If a problem asks for any of the following:

(i) **Total**

(ii) **In all**

(iii) **How many**

and some specific words are used to show an increase in the quantity, like

**Extra**

**More**

**Added**

Then there is a chance for addition in that problem.

**For example:**

- Arthus has 9 candies. He gets 6
**more**from Clark.**How many**candies does Arthus have**in all**?

In the given example, '**more**' word represents an increase in the number of candies and '**in all**' helps to identify that addition is to be done.

2.There are 3 marbles. 7 **more **marbles are being** added.** **How many** are there in **total**?

In the given example, '**more**' word represents an increase in the number of marbles and **how many** in **total** helps to identify that addition has to be done.
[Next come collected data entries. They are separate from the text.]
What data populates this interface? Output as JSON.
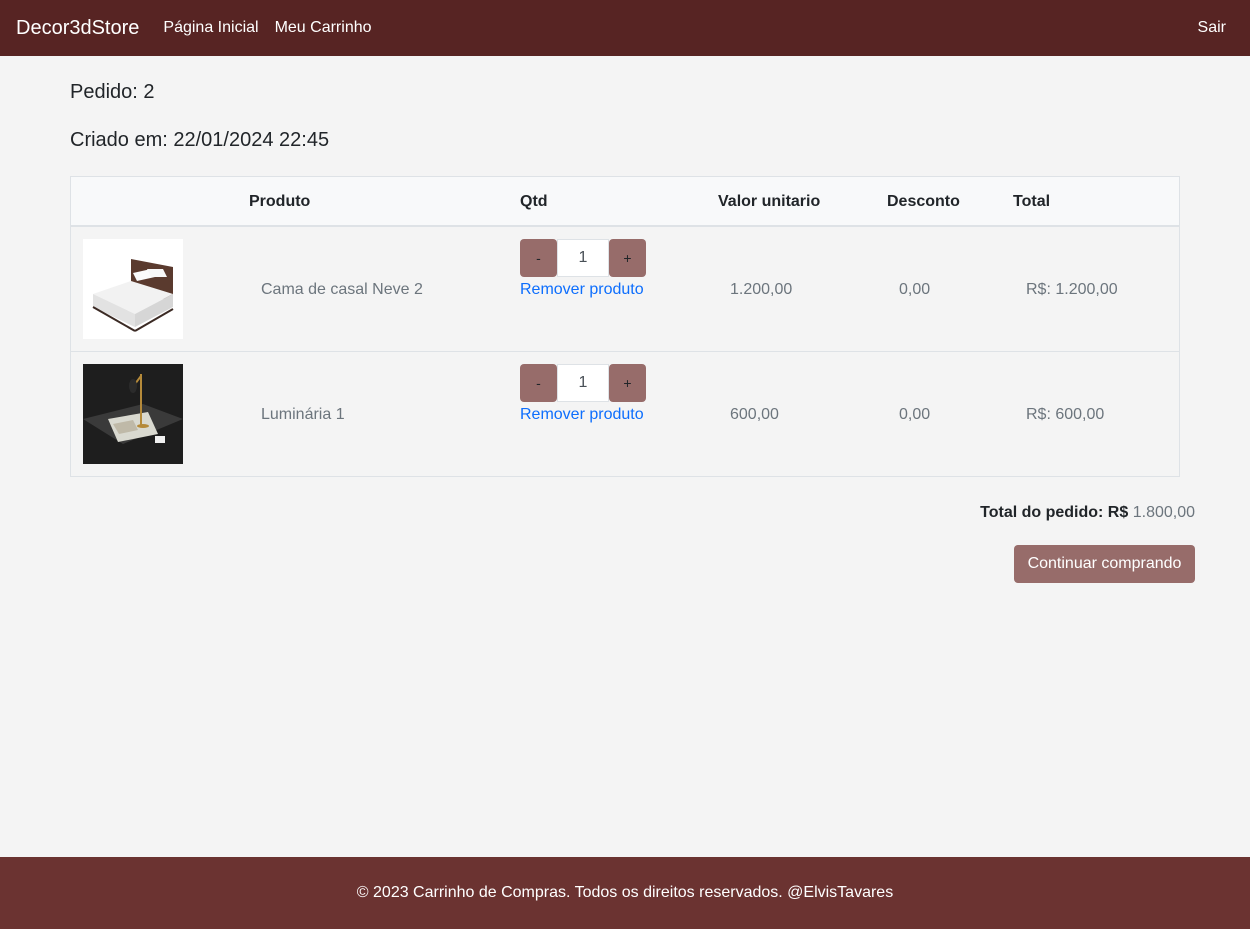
{
  "navbar": {
    "brand": "Decor3dStore",
    "links": [
      "Página Inicial",
      "Meu Carrinho"
    ],
    "logout": "Sair"
  },
  "order": {
    "title": "Pedido: 2",
    "created": "Criado em: 22/01/2024 22:45"
  },
  "table": {
    "headers": [
      "Produto",
      "Qtd",
      "Valor unitario",
      "Desconto",
      "Total"
    ],
    "rows": [
      {
        "product": "Cama de casal Neve 2",
        "qty": "1",
        "unit_price": "1.200,00",
        "discount": "0,00",
        "total": "R$: 1.200,00",
        "remove": "Remover produto",
        "minus": "-",
        "plus": "+",
        "image": "bed-image"
      },
      {
        "product": "Luminária 1",
        "qty": "1",
        "unit_price": "600,00",
        "discount": "0,00",
        "total": "R$: 600,00",
        "remove": "Remover produto",
        "minus": "-",
        "plus": "+",
        "image": "lamp-image"
      }
    ]
  },
  "summary": {
    "total_label": "Total do pedido: R$",
    "total_value": "1.800,00",
    "continue": "Continuar comprando"
  },
  "footer": {
    "text": "© 2023 Carrinho de Compras. Todos os direitos reservados. @ElvisTavares"
  },
  "colors": {
    "navbar": "#572423",
    "footer": "#6b3331",
    "button": "#976c6a",
    "link": "#0d6efd"
  }
}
- To figure out that subtraction is to be done in the given word problem, some identifying keywords can be used.
- Few of them are given below.

If a problem asks for any of the following:

(i) **How many are left**

(ii)** How many does he/she end with**

(iii)** How many more**

and some specific words are used to show a decrease in the quantity like

**Takes **

**Removes **

**Gives**

**Shares**

Then there is a chance for subtraction in that problem.

**For example:**

- There are 97 bananas in a box. Karen
**takes**43 bananas.**How many are left**?

In the given example, '**takes**' word represents a decrease in the number of bananas and '**How many are left**' helps to identify that the given problem is of subtraction.

2. Kelly has 57 tickets. She **gives** 15 to Nicole. **How many tickets does Kelly end with**?

In the given example, '**gives**' word represents decrease in the number of tickets and '**How many does Kelly end with**' helps to identify that the given problem is of subtraction.

- If a problem asks for comparison between two values, then there is a chance for subtraction in that problem.

**For example**:

- Brenda weighs 88 pounds. Doris weighs 63 pounds. By how much does Brenda weigh more than Doris?

In the given example, 'than' word represents comparison between two values, so there is a chance for subtraction in this problem.

- To figure out that multiplication is to be done in a given word problem, a simple logic can be used.

"If value of single unit is given and problem asks for the value of more than one unit, then multiplication is used"

**For example**:

- Ellen went to a garage sale to buy chairs. Cost of each chair was 15 dollars and she bought 12. How much money did Ellen spend?
- In the given example, cost of one chair is given and we have been asked to calculate the cost of 12 chairs.
- To calculate the cost of 12 chairs, we will multiply the cost of one chair by 12.

- To figure out that division is to be done in a given word problem, a simple logic can be used.

"If value of more than one unit is given and the problem asks for value of a single (each) unit, then division is to be done."

**For example**:

- 88 cookies are being shared equally among 4 people. How many does each person get ?
- In the given example, total number of cookies is given and we have to calculate each person's share.
- To calculate number of cookies shared by each person we will divide the total number of cookies by 4.